【无戒学堂日更第五天】
黄丫头这学前班上得如此糟糕,不到一个学期的时间,她就转了两次学,现又转到了舅舅村的小学去了。每个乡村间的景致都差不多,皆是矮小的丘陵杂合着几块田地,不似北方一大片一大片连在一块,在绵连、前后叠出的小山坡间,通常会有一两条小水沟,那是山顶蕴藏流出来的小水路,从隐藏的山路汇合而来,与田野田垄边的灌溉水沟相连接,这就是乡村土地赖以生存的水源。碰上个下雨天,山顶流下的水尤为充足,可以顺着弯弯曲曲的水道,瞬间灌溉满乡村里的每块土地,使植物的生长得以正常。
当然,如果水源足够充裕,还会形成一条小河。黄丫头记得舅舅家村子里就这样的一条河,每天上下学的路上她都得经过这条小河,且是走在石坝顶上过去的。

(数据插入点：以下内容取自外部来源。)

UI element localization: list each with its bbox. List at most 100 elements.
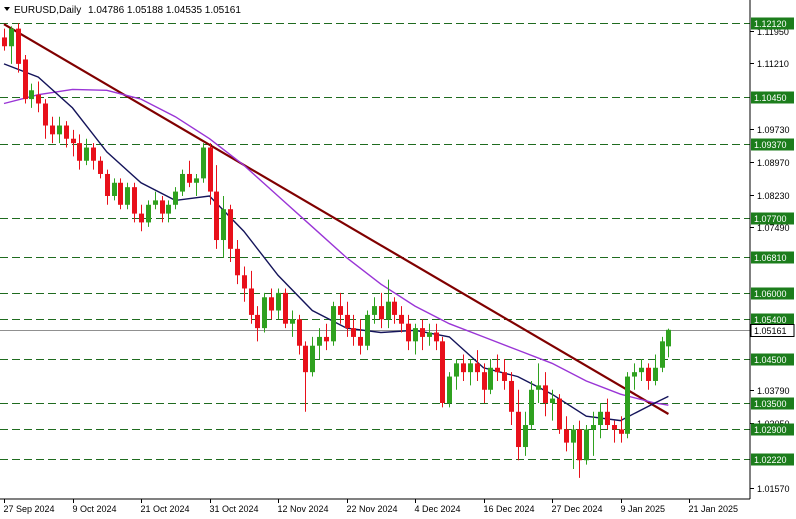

记得第一天上学,那次起得特别早,因为要到学校办理入学手续,舅舅早早就催丫头吃早饭,早饭是很简单:昨夜饭熬成粥,外加昨夜剩菜就着吃,有时就是简单的酱油、盐油拌粥,丫头和舅舅简单扒拉了几口就算吃过了。出门了,黄丫头背着她的小书包,紧紧跟在舅舅的身后,天色尚未光亮起来,乡村的大地上一片灰蒙蒙的,不远处有一两点灯光、炊烟,想必是早起上学或是干农活的。丫头跟随着舅舅走出了村子的小营地,来到了一片绿油油的田野,想要快些到学校就必须穿过这片田野,如在平时不赶时间可以从上面的泥路绕着田野走上一圈就到学校了。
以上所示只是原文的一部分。